Directors and Senior Management personnel should communicate any suspected violations of this Code promptly to the Chairman of the Audit Committee.  Violations will be investigated by the Audit Committee or by persons designated by the Board, and appropriate action will be taken in the event of any violations of the Code.


Any waiver of this Code may be made only by the Board or Audit Committee and the same must be promptly disclosed to the Company’s Board and shareholders.

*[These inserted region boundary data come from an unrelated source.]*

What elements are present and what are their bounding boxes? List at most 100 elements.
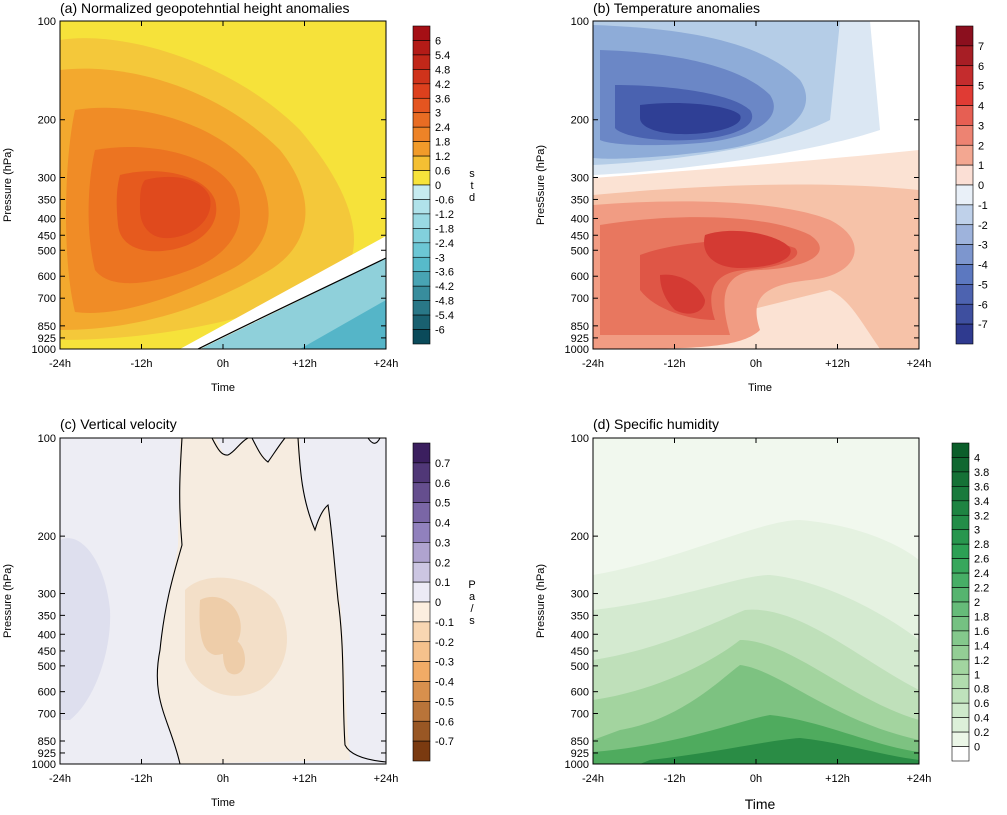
colorbar-label: -3 — [978, 240, 988, 252]
colorbar-box — [412, 740, 431, 762]
colorbar-label: 0.2 — [435, 557, 450, 569]
colorbar-box — [412, 199, 431, 215]
panel-a-plot-area — [60, 21, 386, 349]
colorbar-label: 0.1 — [435, 577, 450, 589]
y-tick-label: 700 — [571, 293, 589, 305]
colorbar-label: 4 — [974, 452, 980, 464]
x-tick-label: +24h — [907, 358, 932, 370]
colorbar-label: -0.2 — [435, 637, 454, 649]
colorbar-label: 3.6 — [435, 93, 450, 105]
colorbar-label: -2.4 — [435, 238, 454, 250]
colorbar-label: 1.8 — [435, 137, 450, 149]
colorbar-label: 0.3 — [435, 537, 450, 549]
x-tick-label: -12h — [663, 773, 685, 785]
panel-a-x-ticks: -24h -12h 0h +12h +24h — [49, 21, 398, 370]
x-tick-label: +12h — [292, 773, 317, 785]
y-tick-label: 350 — [571, 194, 589, 206]
y-tick-label: 450 — [38, 230, 56, 242]
colorbar-box — [412, 25, 431, 41]
colorbar-label: 0.5 — [435, 498, 450, 510]
panel-b-warm-core-low — [660, 274, 705, 314]
panel-c-colorbar: 0.7 0.6 0.5 0.4 0.3 0.2 0.1 0 -0.1 -0.2 -0.3 -0.4 -0… — [412, 442, 476, 762]
colorbar-box — [951, 645, 970, 661]
colorbar-box — [955, 125, 974, 146]
colorbar-box — [412, 720, 431, 742]
y-tick-label: 850 — [38, 321, 56, 333]
colorbar-box — [412, 271, 431, 287]
colorbar-box — [951, 500, 970, 516]
colorbar-box — [951, 558, 970, 574]
panel-c: (c) Vertical velocity 100 200 300 350 400 450… — [2, 416, 476, 809]
panel-d-humidity-band-7 — [640, 738, 919, 764]
colorbar-label: 0 — [974, 742, 980, 754]
panel-c-ylabel: Pressure (hPa) — [2, 564, 14, 638]
colorbar-box — [951, 630, 970, 646]
colorbar-label: 2.4 — [435, 122, 450, 134]
y-tick-label: 925 — [38, 333, 56, 345]
y-tick-label: 1000 — [32, 344, 56, 356]
colorbar-label: 2 — [978, 140, 984, 152]
colorbar-label: 0 — [435, 597, 441, 609]
panel-d-plot-area — [593, 438, 919, 764]
x-tick-label: 0h — [750, 358, 762, 370]
panel-a-negative-region-deep — [300, 300, 386, 349]
colorbar-unit: s — [469, 615, 475, 627]
colorbar-box — [951, 616, 970, 632]
panel-b-ylabel: Pres5sure (hPa) — [535, 145, 547, 225]
y-tick-label: 700 — [571, 709, 589, 721]
colorbar-box — [412, 329, 431, 345]
colorbar-box — [412, 581, 431, 603]
colorbar-label: 1 — [978, 160, 984, 172]
colorbar-box — [412, 542, 431, 563]
y-tick-label: 500 — [38, 661, 56, 673]
colorbar-box — [412, 155, 431, 171]
colorbar-box — [412, 641, 431, 662]
y-tick-label: 850 — [38, 736, 56, 748]
colorbar-label: 3.8 — [974, 467, 989, 479]
colorbar-box — [412, 40, 431, 56]
colorbar-box — [951, 746, 970, 762]
panel-d-colorbar: 4 3.8 3.6 3.4 3.2 3 2.8 2.6 2.4 2.2 2 1.8 1.6 1.4 1.2 1… — [951, 442, 989, 762]
colorbar-label: 0 — [978, 180, 984, 192]
x-tick-label: -24h — [582, 358, 604, 370]
y-tick-label: 300 — [38, 172, 56, 184]
colorbar-box — [955, 105, 974, 126]
x-tick-label: +12h — [292, 358, 317, 370]
y-tick-label: 350 — [571, 610, 589, 622]
colorbar-box — [951, 702, 970, 718]
colorbar-box — [951, 659, 970, 675]
panel-c-negative-patch-3 — [223, 638, 245, 675]
colorbar-label: 3.2 — [974, 510, 989, 522]
colorbar-label: -0.6 — [435, 716, 454, 728]
colorbar-box — [412, 228, 431, 244]
colorbar-label: -7 — [978, 319, 988, 331]
colorbar-label: 0.6 — [974, 698, 989, 710]
colorbar-box — [951, 688, 970, 704]
colorbar-label: 3 — [978, 120, 984, 132]
colorbar-unit: s — [469, 168, 475, 180]
colorbar-box — [951, 601, 970, 617]
colorbar-box — [951, 572, 970, 588]
colorbar-label: -0.3 — [435, 657, 454, 669]
panel-c-plot-area — [60, 438, 386, 764]
y-tick-label: 200 — [38, 115, 56, 127]
colorbar-label: 6 — [978, 61, 984, 73]
colorbar-box — [412, 213, 431, 229]
colorbar-label: -3 — [435, 252, 445, 264]
colorbar-unit: P — [468, 579, 475, 591]
colorbar-label: 5.4 — [435, 50, 450, 62]
colorbar-label: 0.8 — [974, 684, 989, 696]
colorbar-box — [951, 529, 970, 545]
colorbar-box — [955, 25, 974, 47]
colorbar-box — [412, 112, 431, 128]
colorbar-box — [951, 442, 970, 458]
y-tick-label: 500 — [571, 661, 589, 673]
panel-a-zero-contour — [197, 257, 386, 349]
panel-a-title: (a) Normalized geopotehntial height anom… — [60, 0, 350, 16]
colorbar-box — [951, 717, 970, 733]
colorbar-label: -5.4 — [435, 310, 454, 322]
colorbar-box — [951, 457, 970, 473]
x-tick-label: -12h — [130, 358, 152, 370]
colorbar-box — [955, 164, 974, 186]
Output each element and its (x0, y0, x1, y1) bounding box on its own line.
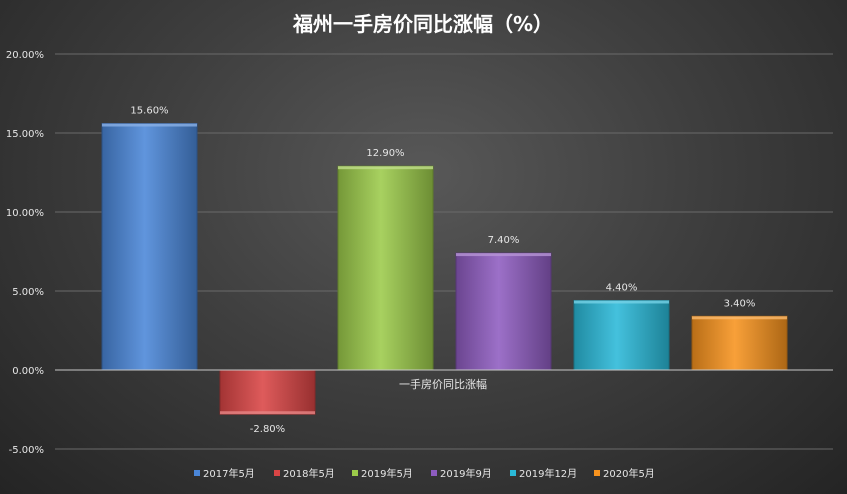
y-tick-label: 10.00% (6, 208, 44, 219)
y-tick-label: 5.00% (12, 287, 44, 298)
category-label: 一手房价同比涨幅 (399, 377, 487, 391)
legend-swatch (594, 470, 600, 476)
bar-4 (455, 252, 552, 371)
legend-label: 2019年12月 (519, 467, 577, 480)
data-label-2: -2.80% (250, 424, 285, 435)
bar-highlight (220, 411, 315, 415)
bar-highlight (102, 123, 197, 127)
legend-label: 2020年5月 (603, 467, 655, 480)
legend-swatch (352, 470, 358, 476)
bars (101, 123, 788, 415)
legend-item: 2019年12月 (510, 467, 577, 480)
bar-highlight (338, 166, 433, 170)
bar-highlight (574, 300, 669, 304)
legend-item: 2020年5月 (594, 467, 655, 480)
legend-swatch (510, 470, 516, 476)
y-tick-label: 15.00% (6, 129, 44, 140)
legend-item: 2018年5月 (274, 467, 335, 480)
legend-label: 2017年5月 (203, 467, 255, 480)
legend-swatch (431, 470, 437, 476)
legend-item: 2017年5月 (194, 467, 255, 480)
y-axis-ticks: 20.00% 15.00% 10.00% 5.00% 0.00% -5.00% (6, 50, 44, 456)
legend-label: 2018年5月 (283, 467, 335, 480)
legend-label: 2019年5月 (361, 467, 413, 480)
y-tick-label: 0.00% (12, 366, 44, 377)
data-label-5: 4.40% (606, 282, 638, 293)
bar-2 (219, 369, 316, 415)
bar-highlight (456, 253, 551, 257)
data-label-1: 15.60% (130, 106, 168, 117)
bar-1 (101, 123, 198, 371)
chart-title: 福州一手房价同比涨幅（%） (292, 12, 553, 36)
y-tick-label: 20.00% (6, 50, 44, 61)
bar-highlight (692, 316, 787, 320)
bar-3 (337, 165, 434, 371)
legend-label: 2019年9月 (440, 467, 492, 480)
data-label-4: 7.40% (488, 235, 520, 246)
legend-item: 2019年5月 (352, 467, 413, 480)
legend-swatch (274, 470, 280, 476)
data-label-3: 12.90% (366, 148, 404, 159)
bar-6 (691, 315, 788, 371)
legend: 2017年5月 2018年5月 2019年5月 2019年9月 2019年12月 2020… (194, 467, 655, 480)
data-labels: 15.60% -2.80% 12.90% 7.40% 4.40% 3.40% (130, 106, 755, 436)
legend-swatch (194, 470, 200, 476)
y-tick-label: -5.00% (9, 445, 44, 456)
data-label-6: 3.40% (724, 298, 756, 309)
bar-5 (573, 299, 670, 371)
legend-item: 2019年9月 (431, 467, 492, 480)
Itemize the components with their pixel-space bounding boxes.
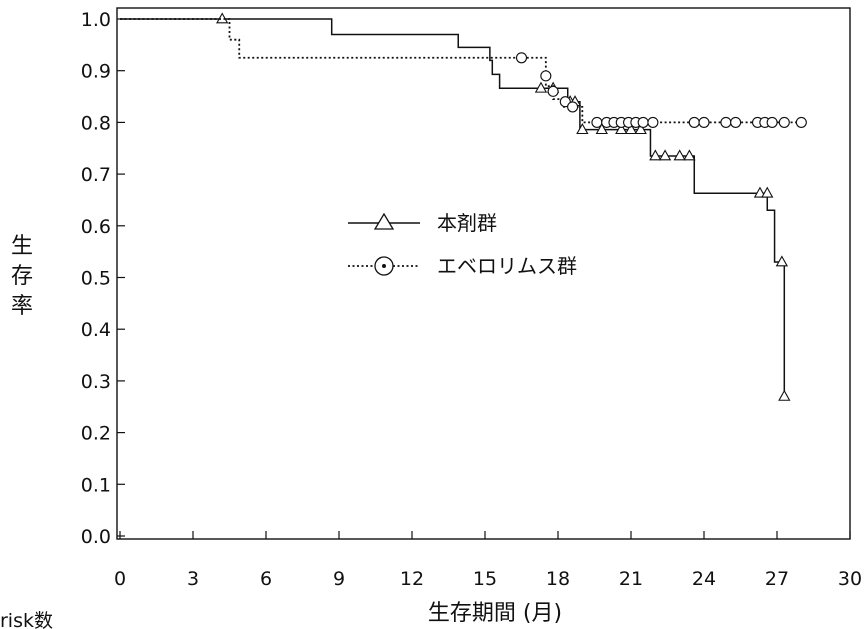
x-tick-label: 12	[400, 568, 424, 590]
survival-curve-line	[120, 18, 786, 397]
series-layer	[120, 12, 807, 401]
censor-triangle-marker	[683, 149, 696, 161]
censor-triangle-marker	[775, 255, 789, 267]
censor-triangle-marker	[534, 81, 548, 93]
censor-triangle-marker	[624, 123, 638, 135]
censor-circle-marker	[515, 52, 528, 64]
x-axis-title: 生存期間 (月)	[428, 601, 562, 626]
censor-triangle-marker	[753, 186, 767, 198]
plot-frame	[116, 7, 851, 540]
censor-triangle-marker	[761, 186, 774, 198]
x-tick-label: 21	[619, 568, 643, 590]
y-tick-label: 0.2	[81, 423, 111, 445]
x-tick-label: 3	[187, 568, 199, 590]
y-tick-label: 0.7	[81, 164, 111, 186]
censor-circle-marker	[567, 101, 579, 113]
x-tick-label: 18	[546, 568, 570, 590]
censor-circle-marker	[730, 116, 742, 128]
censor-triangle-marker	[673, 149, 686, 161]
y-tick-label: 0.6	[81, 216, 111, 238]
censor-circle-marker	[547, 85, 559, 97]
censor-triangle-marker	[216, 12, 229, 24]
x-tick-label: 30	[838, 568, 862, 590]
x-tick-label: 15	[473, 568, 497, 590]
censor-triangle-marker	[634, 123, 647, 135]
y-axis-title-char: 率	[11, 294, 33, 319]
censor-triangle-marker	[649, 149, 662, 161]
censor-triangle-marker	[576, 123, 589, 135]
y-tick-label: 0.9	[81, 61, 111, 83]
censor-circle-marker	[688, 116, 700, 128]
censor-triangle-marker	[615, 123, 628, 135]
y-tick-label: 0.3	[81, 371, 111, 393]
series-treatment	[120, 12, 791, 401]
y-axis-title-char: 生	[11, 234, 33, 259]
x-tick-label: 27	[765, 568, 789, 590]
legend-circle-dot	[382, 264, 386, 268]
censor-circle-marker	[591, 116, 603, 128]
y-tick-label: 0.1	[81, 474, 111, 496]
censor-circle-marker	[795, 116, 807, 128]
risk-table-label: risk数	[0, 610, 53, 629]
y-tick-label: 1.0	[81, 9, 111, 31]
censor-circle-marker	[720, 116, 732, 128]
y-tick-label: 0.5	[81, 268, 111, 290]
y-axis-title-char: 存	[11, 264, 33, 289]
legend-label: 本剤群	[437, 211, 497, 235]
censor-triangle-marker	[778, 389, 791, 401]
legend-triangle-icon	[373, 212, 395, 230]
censor-circle-marker	[647, 116, 659, 128]
censor-triangle-marker	[595, 123, 608, 135]
censor-triangle-marker	[658, 149, 672, 161]
x-axis: 0 3 6 9 12 15 18 21 24 27 30	[114, 531, 862, 590]
censor-circle-marker	[766, 116, 778, 128]
legend-label: エベロリムス群	[437, 254, 577, 278]
censor-circle-marker	[698, 116, 710, 128]
survival-curve-line	[120, 18, 802, 124]
x-tick-label: 6	[260, 568, 272, 590]
y-tick-label: 0.8	[81, 112, 111, 134]
y-axis: 0.0 0.1 0.2 0.3 0.4 0.5 0.6 0.7 0.8 0.9 1.0	[81, 9, 125, 548]
censor-circle-marker	[540, 70, 552, 82]
y-tick-label: 0.0	[81, 526, 111, 548]
y-axis-title: 生存率	[11, 234, 33, 319]
x-tick-label: 0	[114, 568, 126, 590]
censor-circle-marker	[778, 116, 790, 128]
y-tick-label: 0.4	[81, 319, 111, 341]
x-tick-label: 9	[333, 568, 345, 590]
x-tick-label: 24	[692, 568, 716, 590]
series-everolimus	[120, 18, 807, 128]
censor-circle-marker	[637, 116, 649, 128]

    • act in the best interests of, and fulfill their fiduciary obligations to the Company as per their functional relationship with the company;
    • act honestly, fairly, ethically and with integrity so that the image of the Company and as an individual set an example;
    • conduct themselves in a professional, courteous and respectful manner and not take improper advantage of their position;
    • will deal fairly with all stakeholders and in their interest as a trustee;
    • comply with all applicable laws, rules and regulations so that not only all timely preventive action could be initiated but also timely compliance and dissemination of information help the progress of the company and the Industry as a whole;
    • act in good faith, responsibly, with due care, competence and diligence, without allowing their independent judgment to be subordinated. Wherever required without any waiting seek competent legal and professional advises;
    • not use the Company’s property or position for personal gain. Try to avoid all related party transactions where there will be conflict of interest;
    • will not accept from or give stakeholders gifts or other benefits not customary in normal social intercourse;
    • not use any information or opportunity received by them in their capacity as Directors or Senior Management in a manner that would be detrimental to the Company’s interests and against the terms of non-disclosure and non-compete agreement;
    • act in a manner to enhance and maintain the reputation of the Company;
    • disclose any personal interest that they may have regarding any matters that may come before the Board and abstain from discussion, voting or otherwise influencing a decision on any matter in which the concerned Director has or may have such an interest;
    • abstain from discussion, voting or otherwise influencing a decision on any matters that may come before the board in which they may have a conflict or potential conflict of interest;
    • respect the confidentiality of information relating to the affairs of the Company acquired in the course of their service as Directors or Senior Management, except when authorized or legally required to disclose such information;
    • not use confidential information acquired in the course of their service as Directors or Senior Management for their personal advantage or for the advantage of any other entity;
    • help create and maintain a culture of high ethical standards and commitment to compliance;



A Directors and Senior Management personnel who have concerns regarding compliance with this Code should raise those concerns with the Chairman of the Board and the Chairman of the Audit Committee, who will determine what action, shall be taken to deal with the concern. In the extremely unlikely event that a waiver of this Code for a Director would be in the best interest of the Company, it must be approved by the Audit Committee and the Board of Directors. There may be situations in which a Director/Members of Senior Management would be in breach of his/her duty of confidentiality to another entity were he/she to disclose a conflict of interest to the Board/Audit Committee of the Company. In such a situation, it shall be sufficient for the Director/Members of Senior Management concerned to abstain from any participation in the matter concerned, without disclosing the nature of the conflict.